Schönhagen in Schleswig-Holstein Ditsch-Weltmeister gekürt

Einen flachen Stein möglichst lange übers Wasser springen lassen: Am Ostseestrand hat die Ditsch-WM stattgefunden. Der Siegerwurf blieb allerdings sehr weit unter dem Weltrekord.
Gewann in beiden Disziplinen der Ditsch-WM: Hamburger Linus Westphal

Gewann in beiden Disziplinen der Ditsch-WM: Hamburger Linus Westphal

Foto: Jonas Walzberg / dpa

Wer kann einen flachen Stein möglichst oft oder möglichst zielgenau über das Wasser hüpfen lassen? Das haben rund 35 Männer, Frauen und Kinder am Sonntag unter den Augen von etwa 150 Zuschauern am Ostseestrand von Schönhagen bei Kappeln ausgetestet – und die Ditsch-Weltmeister 2022 gekürt.
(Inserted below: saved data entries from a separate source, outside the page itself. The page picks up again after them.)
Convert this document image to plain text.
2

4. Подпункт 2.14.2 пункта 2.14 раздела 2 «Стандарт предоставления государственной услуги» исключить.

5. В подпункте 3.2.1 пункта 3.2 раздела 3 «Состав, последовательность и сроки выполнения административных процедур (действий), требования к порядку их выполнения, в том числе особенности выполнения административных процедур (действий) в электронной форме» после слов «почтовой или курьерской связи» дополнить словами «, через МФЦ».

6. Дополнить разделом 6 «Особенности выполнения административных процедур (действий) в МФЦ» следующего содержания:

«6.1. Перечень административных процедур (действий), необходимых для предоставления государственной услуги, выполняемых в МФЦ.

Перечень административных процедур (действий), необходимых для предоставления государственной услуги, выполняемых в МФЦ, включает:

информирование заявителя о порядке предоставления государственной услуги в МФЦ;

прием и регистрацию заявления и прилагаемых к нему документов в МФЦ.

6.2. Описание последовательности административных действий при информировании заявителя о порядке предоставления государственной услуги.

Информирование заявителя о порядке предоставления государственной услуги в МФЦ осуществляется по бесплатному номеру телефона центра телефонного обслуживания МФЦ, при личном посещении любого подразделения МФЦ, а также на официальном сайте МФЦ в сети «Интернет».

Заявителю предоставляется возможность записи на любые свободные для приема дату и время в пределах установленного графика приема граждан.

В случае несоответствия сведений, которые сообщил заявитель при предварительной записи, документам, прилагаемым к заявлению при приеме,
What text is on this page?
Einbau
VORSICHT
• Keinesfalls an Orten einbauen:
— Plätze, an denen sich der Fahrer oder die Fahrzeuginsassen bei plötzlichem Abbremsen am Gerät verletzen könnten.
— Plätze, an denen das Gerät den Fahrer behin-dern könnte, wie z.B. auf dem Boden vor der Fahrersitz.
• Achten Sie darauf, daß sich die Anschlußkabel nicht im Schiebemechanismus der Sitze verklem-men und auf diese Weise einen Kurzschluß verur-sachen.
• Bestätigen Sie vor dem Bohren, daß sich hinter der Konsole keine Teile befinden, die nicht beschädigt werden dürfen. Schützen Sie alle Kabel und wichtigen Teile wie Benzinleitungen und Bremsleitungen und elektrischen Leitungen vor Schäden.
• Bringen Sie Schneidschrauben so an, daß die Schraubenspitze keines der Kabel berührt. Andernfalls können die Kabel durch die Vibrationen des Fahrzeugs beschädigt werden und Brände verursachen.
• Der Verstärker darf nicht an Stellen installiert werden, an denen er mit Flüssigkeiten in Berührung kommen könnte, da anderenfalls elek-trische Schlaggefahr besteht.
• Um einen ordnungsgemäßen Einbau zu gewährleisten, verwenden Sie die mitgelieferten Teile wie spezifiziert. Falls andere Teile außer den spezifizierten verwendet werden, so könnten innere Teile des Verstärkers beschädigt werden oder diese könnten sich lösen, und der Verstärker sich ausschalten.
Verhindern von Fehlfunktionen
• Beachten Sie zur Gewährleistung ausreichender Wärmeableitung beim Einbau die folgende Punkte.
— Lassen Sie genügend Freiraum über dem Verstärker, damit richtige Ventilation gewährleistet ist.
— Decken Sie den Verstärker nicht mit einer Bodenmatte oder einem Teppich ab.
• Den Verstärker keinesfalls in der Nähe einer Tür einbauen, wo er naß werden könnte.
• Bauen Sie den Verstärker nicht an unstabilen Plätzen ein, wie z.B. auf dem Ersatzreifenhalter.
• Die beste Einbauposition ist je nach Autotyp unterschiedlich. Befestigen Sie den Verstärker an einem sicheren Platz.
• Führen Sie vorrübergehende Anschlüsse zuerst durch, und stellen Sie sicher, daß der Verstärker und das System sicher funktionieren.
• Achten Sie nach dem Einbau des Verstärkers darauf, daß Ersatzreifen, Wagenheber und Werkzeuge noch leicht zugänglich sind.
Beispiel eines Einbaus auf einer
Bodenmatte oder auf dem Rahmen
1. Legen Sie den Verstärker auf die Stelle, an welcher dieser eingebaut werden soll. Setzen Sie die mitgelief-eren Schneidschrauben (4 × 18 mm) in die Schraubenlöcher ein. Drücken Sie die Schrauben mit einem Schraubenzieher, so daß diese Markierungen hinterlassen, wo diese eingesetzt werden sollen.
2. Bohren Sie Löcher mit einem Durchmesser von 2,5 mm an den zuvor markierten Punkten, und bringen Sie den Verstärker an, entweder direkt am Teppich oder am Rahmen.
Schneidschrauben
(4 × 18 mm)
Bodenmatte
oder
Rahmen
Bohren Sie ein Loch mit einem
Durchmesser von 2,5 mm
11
Die meisten Teilnehmerinnen und Teilnehmer kamen aus der Region oder seien Urlauber, sagte Christoph Manz, einer der Schiedsrichter, im Anschluss an die Veranstaltung.

Laut Veranstaltern habe das Steine-hüpfen-Lassen eine jahrhundertelange Tradition, schon im antiken Griechenland sei dieser Zeitvertreib beliebt gewesen. Um im Jahr 2022 »Weltmeister« in der Disziplin »Meister der tausend Sprünge« zu werden, reichte es, den Stein elfmal über das Wasser hüpfen zu lassen. Der Weltrekord liegt bei 88 Sprüngen.

Bei den Frauen und den Kindern schafften die Sieger jeweils acht Sprünge. Außerdem wurden die »Meister der Genauigkeit« gesucht: In dieser Disziplin mussten Steine in ein schwimmendes Tor geditscht werden, der Sieg ging an den Teilnehmer mit den meisten Treffern. Bei den Männern gewann in beiden Disziplinen der Hamburger Linus Westphal.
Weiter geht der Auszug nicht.